Historical Cluster Usage Data#

HPE Machine Learning Development Environment provides insights into the usage of your cluster, measured in compute hours allocated. Note that this is based on allocation, not resource utilization. For example, if a user has 1 GPU allocated but uses only 20% of it, we still report one GPU hour.

Warning

The total used compute hours reported by HPE Machine Learning Development Environment may be less than those reported by the cloud provider. This discrepancy occurs because we do not include idle time (e.g., waiting for a GPU to become active or when a GPU is not scheduled with any jobs).

Warning

Data is aggregated by HPE Machine Learning Development Environment metadata (e.g., label, user) nightly.

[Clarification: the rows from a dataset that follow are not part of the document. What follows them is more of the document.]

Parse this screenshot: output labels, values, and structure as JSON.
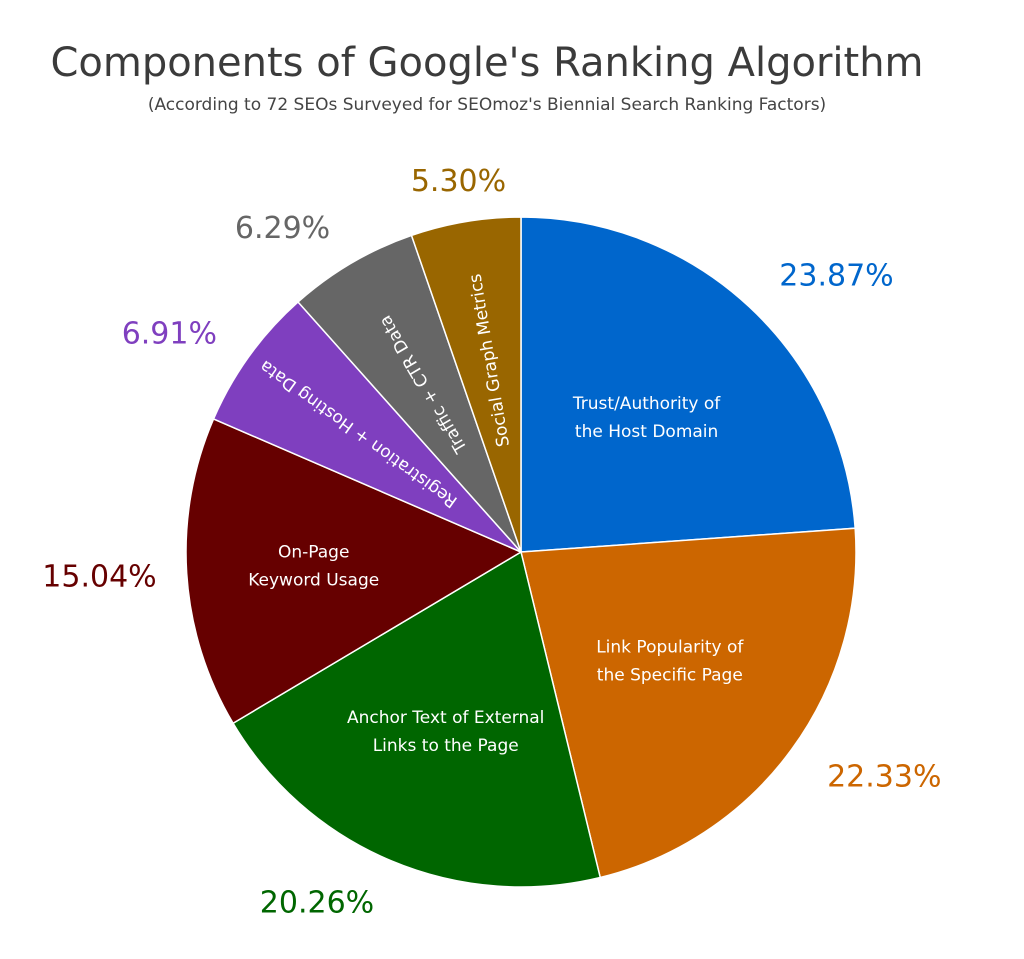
{
  "chart_data": {
    "type": "pie",
    "title": "Components of Google's Ranking Algorithm",
    "subtitle": "(According to 72 SEOs Surveyed for SEOmoz's Biennial Search Ranking Factors)",
    "slices": [
      {
        "label": "Trust/Authority of the Host Domain",
        "lines": [
          "Trust/Authority of",
          "the Host Domain"
        ],
        "value": 23.87,
        "value_text": "23.87%",
        "color": "#0066cc"
      },
      {
        "label": "Link Popularity of the Specific Page",
        "lines": [
          "Link Popularity of",
          "the Specific Page"
        ],
        "value": 22.33,
        "value_text": "22.33%",
        "color": "#cc6600"
      },
      {
        "label": "Anchor Text of External Links to the Page",
        "lines": [
          "Anchor Text of External",
          "Links to the Page"
        ],
        "value": 20.26,
        "value_text": "20.26%",
        "color": "#006600"
      },
      {
        "label": "On-Page Keyword Usage",
        "lines": [
          "On-Page",
          "Keyword Usage"
        ],
        "value": 15.04,
        "value_text": "15.04%",
        "color": "#660000"
      },
      {
        "label": "Registration + Hosting Data",
        "lines": [
          "Registration + Hosting Data"
        ],
        "value": 6.91,
        "value_text": "6.91%",
        "color": "#7f3fbf"
      },
      {
        "label": "Traffic + CTR Data",
        "lines": [
          "Traffic + CTR Data"
        ],
        "value": 6.29,
        "value_text": "6.29%",
        "color": "#666666"
      },
      {
        "label": "Social Graph Metrics",
        "lines": [
          "Social Graph Metrics"
        ],
        "value": 5.3,
        "value_text": "5.30%",
        "color": "#996600"
      }
    ],
    "legend": "none"
  }
}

Therefore, any data visualized on the WebUI or downloaded via the endpoint reflects the state as of the previous night. Changes to the metadata of a previously run experiment (e.g., labels) will be updated after the next nightly aggregation.

Note

When using the export to CSV functionality, gpu_hours reflects only the GPU hours used during the export time window. This means that allocations overlapping the export window have their GPU hours calculated only for the time within the window. As a result, allocations not starting and ending within the export window may appear to have incorrect GPU hours when calculated manually from their start and end times.

WebUI Visualization#

WebUI visualizations provide a quick snapshot of the historical cluster usage:

WebUI showing historical cluster usage data

Command-line Interface#

Alternatively, you can use the CLI or the API endpoints to download resource allocation data for analysis:

  • det resources raw <start time> <end time>: Get raw allocation information. Times are in the format yyyy-mm-ddThh:mm:ssZ.

  • det resources aggregated <start date> <end date>: Get aggregated allocation information. Dates are in the format yyyy-mm-dd.